There used to be on near where we lived in Frisco that had exceptionally good Red Velvet cupcakes, but they had lots of problems. The Dallas Morning News did an exposé on them and, apparently, they’d left a long string of unpaid creditors behind them, as well as shoddy business practices, like attacking the competition in an underhanded way. Then came out the absolute worst part; their cupcakes were made from box mixes and that sounded the death knell. So much for spending $4 a pop.

Not me, I love cupcakes. They are the perfect little bit of cake and icing. :slight_smile:

If I bake a cake, I’ll eat the damn thing. This way I only eat one cupcake. I have no willpower when it comes to baking. None.

Mighty Sweet Mini Pies is on my side of Downtown Houston.

These fads are slightly silly. Cupcakes, bacon, etc., have always been around. Well-made cupcakes will remain popular, even if there are fewer cupcake-only stores. This cupcake/snoball shop also has a trailer–but aren’t food trucks going out of fashion? Taco trucks have been around forever & aren’t going to disappear…

Also hot: macaroons.

(Now I’m hungry!)

Food trucks aren’t a fad as much as they are a way for creative people to strike out on their own with next to no capital. For every chef who gets someone to invest in his or her new restaurant, there are probably hundreds who don’t get that chance. If a truck and a few hundred dollars in equipment is someone’s ticket to self employment and the possibility of being discovered, then I just don’t see a downside.

Food trucks are still going very, very strong here in NE Ohio.

:smack:

We actually have one of those were I live. Lucky for me it’s not on my way home or I’d probably weigh twice as much.

Dammit. Now I want cake (cupcake or otherwise)!

http://seattle.cbslocal.com/2012/11/15/best-pie-shops-in-puget-sound/

You get your pick of a dozen pie stores in my area.

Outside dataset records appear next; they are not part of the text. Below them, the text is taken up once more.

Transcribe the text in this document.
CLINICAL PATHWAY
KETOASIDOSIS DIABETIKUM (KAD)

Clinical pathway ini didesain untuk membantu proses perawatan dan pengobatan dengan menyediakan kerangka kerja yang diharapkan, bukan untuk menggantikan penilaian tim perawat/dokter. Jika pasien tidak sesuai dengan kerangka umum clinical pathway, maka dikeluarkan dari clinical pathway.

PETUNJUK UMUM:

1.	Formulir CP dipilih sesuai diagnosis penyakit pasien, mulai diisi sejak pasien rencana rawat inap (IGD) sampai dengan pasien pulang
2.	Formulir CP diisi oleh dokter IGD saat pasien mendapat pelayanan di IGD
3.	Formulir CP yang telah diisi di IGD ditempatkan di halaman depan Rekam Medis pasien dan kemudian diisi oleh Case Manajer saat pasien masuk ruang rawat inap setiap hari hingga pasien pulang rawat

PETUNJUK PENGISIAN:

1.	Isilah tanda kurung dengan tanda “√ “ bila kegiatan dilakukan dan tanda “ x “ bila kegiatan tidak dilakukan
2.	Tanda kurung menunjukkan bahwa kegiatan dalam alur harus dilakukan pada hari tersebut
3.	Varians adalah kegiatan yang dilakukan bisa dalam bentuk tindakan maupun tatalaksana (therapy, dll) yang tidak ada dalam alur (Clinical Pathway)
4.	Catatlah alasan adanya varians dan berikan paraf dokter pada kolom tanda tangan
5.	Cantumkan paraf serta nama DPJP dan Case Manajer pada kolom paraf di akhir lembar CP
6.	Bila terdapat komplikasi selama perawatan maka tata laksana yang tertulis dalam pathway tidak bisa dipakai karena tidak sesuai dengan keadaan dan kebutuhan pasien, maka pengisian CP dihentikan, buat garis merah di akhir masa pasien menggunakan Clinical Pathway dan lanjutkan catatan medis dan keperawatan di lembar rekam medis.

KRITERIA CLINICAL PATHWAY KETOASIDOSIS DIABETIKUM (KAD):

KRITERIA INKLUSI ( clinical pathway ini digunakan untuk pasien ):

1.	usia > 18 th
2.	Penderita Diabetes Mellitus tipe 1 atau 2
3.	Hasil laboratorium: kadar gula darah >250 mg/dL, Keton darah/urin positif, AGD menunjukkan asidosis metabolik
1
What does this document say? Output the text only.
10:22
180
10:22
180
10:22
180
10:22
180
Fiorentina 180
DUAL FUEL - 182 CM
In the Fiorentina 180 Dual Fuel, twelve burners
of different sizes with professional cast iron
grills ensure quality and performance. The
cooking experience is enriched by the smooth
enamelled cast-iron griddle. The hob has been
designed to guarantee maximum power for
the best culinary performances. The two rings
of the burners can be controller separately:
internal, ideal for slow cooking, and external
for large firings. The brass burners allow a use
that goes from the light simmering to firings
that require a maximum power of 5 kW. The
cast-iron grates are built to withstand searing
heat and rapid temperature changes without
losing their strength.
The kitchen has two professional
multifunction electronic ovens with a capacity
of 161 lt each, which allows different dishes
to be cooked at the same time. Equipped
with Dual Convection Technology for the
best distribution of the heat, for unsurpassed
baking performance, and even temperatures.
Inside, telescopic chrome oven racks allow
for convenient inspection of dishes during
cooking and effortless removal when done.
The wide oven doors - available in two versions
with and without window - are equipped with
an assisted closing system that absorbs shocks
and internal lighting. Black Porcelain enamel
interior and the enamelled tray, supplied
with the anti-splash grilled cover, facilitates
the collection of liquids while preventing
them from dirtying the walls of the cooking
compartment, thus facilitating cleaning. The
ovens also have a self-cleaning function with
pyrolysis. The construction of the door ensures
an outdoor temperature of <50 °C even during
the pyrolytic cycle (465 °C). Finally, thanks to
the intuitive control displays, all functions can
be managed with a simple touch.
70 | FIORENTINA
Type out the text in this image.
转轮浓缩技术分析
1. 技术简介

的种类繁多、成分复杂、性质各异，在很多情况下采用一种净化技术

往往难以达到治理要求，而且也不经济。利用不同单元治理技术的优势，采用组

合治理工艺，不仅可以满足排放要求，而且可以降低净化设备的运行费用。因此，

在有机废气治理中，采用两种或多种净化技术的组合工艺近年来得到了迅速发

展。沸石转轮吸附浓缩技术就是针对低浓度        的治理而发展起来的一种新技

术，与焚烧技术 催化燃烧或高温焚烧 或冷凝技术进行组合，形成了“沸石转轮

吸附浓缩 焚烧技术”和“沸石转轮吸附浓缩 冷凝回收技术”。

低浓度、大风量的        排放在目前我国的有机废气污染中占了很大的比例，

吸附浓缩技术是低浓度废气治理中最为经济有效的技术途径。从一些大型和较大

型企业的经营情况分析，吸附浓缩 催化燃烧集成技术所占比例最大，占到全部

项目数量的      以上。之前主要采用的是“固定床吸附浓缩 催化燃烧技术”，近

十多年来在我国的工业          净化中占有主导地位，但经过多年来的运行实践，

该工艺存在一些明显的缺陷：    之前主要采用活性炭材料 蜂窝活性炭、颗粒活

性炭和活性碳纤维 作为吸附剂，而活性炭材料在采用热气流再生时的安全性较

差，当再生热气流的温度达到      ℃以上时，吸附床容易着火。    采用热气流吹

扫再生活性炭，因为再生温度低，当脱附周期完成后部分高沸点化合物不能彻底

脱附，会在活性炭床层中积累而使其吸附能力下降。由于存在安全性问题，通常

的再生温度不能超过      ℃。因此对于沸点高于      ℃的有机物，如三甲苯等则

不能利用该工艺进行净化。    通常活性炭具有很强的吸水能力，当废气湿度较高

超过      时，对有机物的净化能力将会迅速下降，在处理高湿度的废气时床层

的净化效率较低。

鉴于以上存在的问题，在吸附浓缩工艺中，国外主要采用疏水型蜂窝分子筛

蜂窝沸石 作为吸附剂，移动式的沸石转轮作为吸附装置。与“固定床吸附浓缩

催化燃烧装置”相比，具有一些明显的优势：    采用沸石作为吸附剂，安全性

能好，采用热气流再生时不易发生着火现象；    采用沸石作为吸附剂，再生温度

Business insider are just giving you next week’s numbers. CYNK now over $20. The CEO?sole employee/major shareholder as 210 million shares…

Anyone ever been in one of those specialty bundt cake places? They seem to be all over the place in Dallas, but I’ve never really had the desire to check it out.

Crumbs at least you got a giant cupcake for your $4. The place I really don’t understand is Baked By Melissa. Those are $1 each but they are minuscule! They’re not even bite size, they are like half-bite size. And the store always seem like they are wasting so much square footage.

Mentioned above, but nitpick is those aren’t macaroons. They are macarons. Different thing, unless the linguistic merge has already happened (and it may have.)

That ship sailed about ten or fifteen years ago.

I don’t know about other places, but here in Richmond the donut craze is taking off. And I am a big fan.

Anyone else reminded of the people on infomercials?

I came in to mention that. $2 doughnuts are the new $3 cupcakes. I am OK with this.

We have a cupcake store in the next town and they charge $2 per cupcake. They are very good but the price tag is a bit steep. We only get them for special occasions.

Cupcakes are a prime example of how pastries have evolved for the better in Thailand since I’ve been here. In the 1980s, cakes and pastries were all made with inferior ingredients. You had to go to Malaysia to find anything decent along those lines, and eventually Laos and Cambodia as those countries opened up. Bread especially, it was this horrible gunky white substance that made Wonderbread seem gourmet.

But nowadays, there are some really topnotch goodies to be had in just about every one of our ubiquitous shopping malls, and there must be dozens of cupcake specialists. It’s cupcake heaven now, with really premium ones commanding the equivalent of US$3 or $4, maybe even $6, all quite pricey for Thailand. But the fad may be dying here too.